The characters are good but the problems they face too generic, a safety that keeps the film from going beyond the ordinary. So, while not a remarkable debut, it is a promising one.

★★★ Aine O'Connor


In Fabric

Cert: 18; Now showing 

Peter Strickland's previous films have established him as a brave and knowledgeable filmmaker.His latest offering sees him dip back into Italian cinema in a homage to giallo films, stylised sometimes narratively obtuse thriller horrors from the 1970s.

If you can submit to the slow pace there is an enormous amount to enjoy in this often funny, always gorgeous film.

Sometime in the 1980s, recently separated Sheila (Marianne Jean-Baptiste) begins dating. At home Sheila has issues with her son and his boundary-free girlfriend (played by Jaygann Ayeh and Gwendoline Christie), at work she has issues with her passive aggressive bosses (Julian Barratt and Steve Oram).

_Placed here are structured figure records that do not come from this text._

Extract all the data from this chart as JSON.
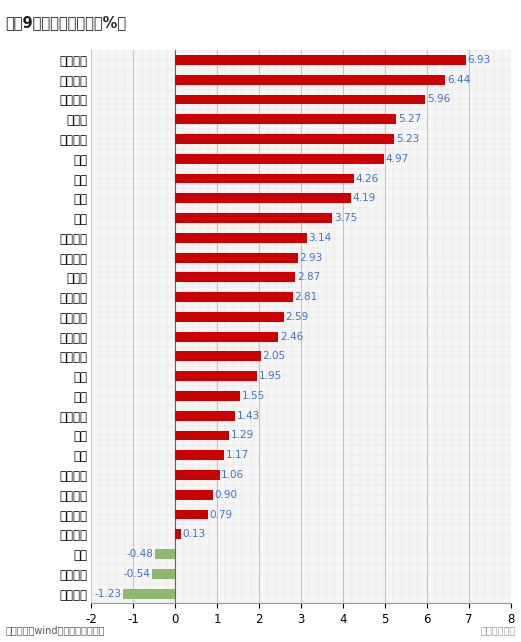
{
  "title": "图表9：各行业涨跌幅（%）",
  "categories": [
    "农林牧渔",
    "公用事业",
    "钢铁",
    "建筑装饰",
    "建筑材料",
    "医药生物",
    "家用电器",
    "采掘",
    "综合",
    "轻工制造",
    "传媒",
    "汽车",
    "纺织服装",
    "商业贸易",
    "交通运输",
    "有色金属",
    "房地产",
    "电气设备",
    "机械设备",
    "电子",
    "银行",
    "通信",
    "化工",
    "国防军工",
    "计算机",
    "食品饮料",
    "非银金融",
    "休闲服务"
  ],
  "values": [
    -1.23,
    -0.54,
    -0.48,
    0.13,
    0.79,
    0.9,
    1.06,
    1.17,
    1.29,
    1.43,
    1.55,
    1.95,
    2.05,
    2.46,
    2.59,
    2.81,
    2.87,
    2.93,
    3.14,
    3.75,
    4.19,
    4.26,
    4.97,
    5.23,
    5.27,
    5.96,
    6.44,
    6.93
  ],
  "bar_color_positive": "#CC0000",
  "bar_color_negative": "#8DB96E",
  "value_color": "#4472C4",
  "title_fontsize": 10.5,
  "label_fontsize": 8.5,
  "tick_fontsize": 8.5,
  "source_text": "资料来源：wind、粤开证券研究院",
  "watermark": "粤开崇利论市",
  "xlim": [
    -2,
    8
  ],
  "xticks": [
    -2,
    -1,
    0,
    1,
    2,
    3,
    4,
    5,
    6,
    7,
    8
  ],
  "bg_color": "#FFFFFF",
  "plot_bg": "#FFFFFF",
  "grid_color": "#BBBBBB",
  "title_bg": "#E0E0E0",
  "bar_height": 0.5
}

In need of a lift, she treats herself to a new dress, a beautiful red number she is talked into by exotic shop assistant Miss Luckmoore (Fatma Mohamed). However soon Sheila will have issues with the dress too.

The film's second, slightly superfluous, section sees a similar story with different characters (Leo Bill and Hayley Squires) and a continued message about consumerism and dress sizing.

It's strange and funny and beautiful.

★★★★ Aine O'Connor


Apollo 11/Prisoners of the Moon

Cert: G/ 12A; Now showing 

Two films mark next month's 50th anniversary of the Moon landing. Apollo 11 is one for space tech fans. A compilation of excellent quality footage from the time, it features no talking heads or analysis, just Walter Cronkite's news reports and recordings of NASA communications. It is a little emotionless but it captures a time, especially the kind of public access that you'd never see now.

Johnny Gogan's film Prisoners of the Moon offers an entirely different perspective, using transcripts and dramatisation to tell the story of Arthur Rudolph, the former Nazi engineer who had become a top NASA scientist, and then later was stripped of his American citizenship.

Where one film celebrates the hope that led to the Apollo mission, the other looks at the dark side of the Moon landing.